Some researchers say unemployment rates over the years have correlated with family homicides, though others say the relationship is so slight as to be statistically insignificant.

In January outside Los Angeles, a 40-year-old man who had recently been fired and was behind on his house payments killed his five children, his wife and himself. A week ago, at a hotel outside Baltimore, a New York financial investor being investigated on allegations of defrauding clients killed his two daughters, his wife and himself.

The Wood family was at least $460,000 in debt, about half of that on credit cards, authorities have said. The bodies of Wood, his wife, Francie Billotti-Wood, 33, and their children, Chandler, Gavin and Fiona, were discovered Saturday morning in the yellow house on Washington Street.

Relatives and law enforcement officials have declined to detail how the family encumbered such debt, but the barest outlines can be gleaned from public records, Billotti-Wood's blog postings and interviews.

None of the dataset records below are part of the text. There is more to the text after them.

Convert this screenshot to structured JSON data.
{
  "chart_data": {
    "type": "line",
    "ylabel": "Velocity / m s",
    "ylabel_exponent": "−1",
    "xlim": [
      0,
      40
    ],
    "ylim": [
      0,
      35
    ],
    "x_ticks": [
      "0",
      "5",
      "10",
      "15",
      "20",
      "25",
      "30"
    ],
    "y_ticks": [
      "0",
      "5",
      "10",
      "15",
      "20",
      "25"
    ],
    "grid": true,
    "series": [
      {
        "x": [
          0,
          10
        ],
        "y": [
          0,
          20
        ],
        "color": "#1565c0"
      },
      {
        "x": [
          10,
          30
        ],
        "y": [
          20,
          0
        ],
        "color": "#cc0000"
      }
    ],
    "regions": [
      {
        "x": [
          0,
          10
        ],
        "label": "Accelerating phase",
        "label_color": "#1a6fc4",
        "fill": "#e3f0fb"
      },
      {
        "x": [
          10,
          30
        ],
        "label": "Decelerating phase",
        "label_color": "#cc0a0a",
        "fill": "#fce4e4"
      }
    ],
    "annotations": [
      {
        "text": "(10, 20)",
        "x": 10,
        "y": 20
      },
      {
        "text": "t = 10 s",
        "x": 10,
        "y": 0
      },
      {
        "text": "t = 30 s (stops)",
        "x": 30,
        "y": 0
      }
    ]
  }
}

As recently as 2005, the family reliably paid rent on a house in Atlantic Beach, Fla., according to their landlord.

Billotti-Wood was then working part time as a fundraiser for the University of North Florida. Her husband was working for CSX Corp., the railroad company based in Jacksonville.

In March 2005, the family bought a house in Jacksonville with virtually no money down, taking on a $208,000 mortgage, records show.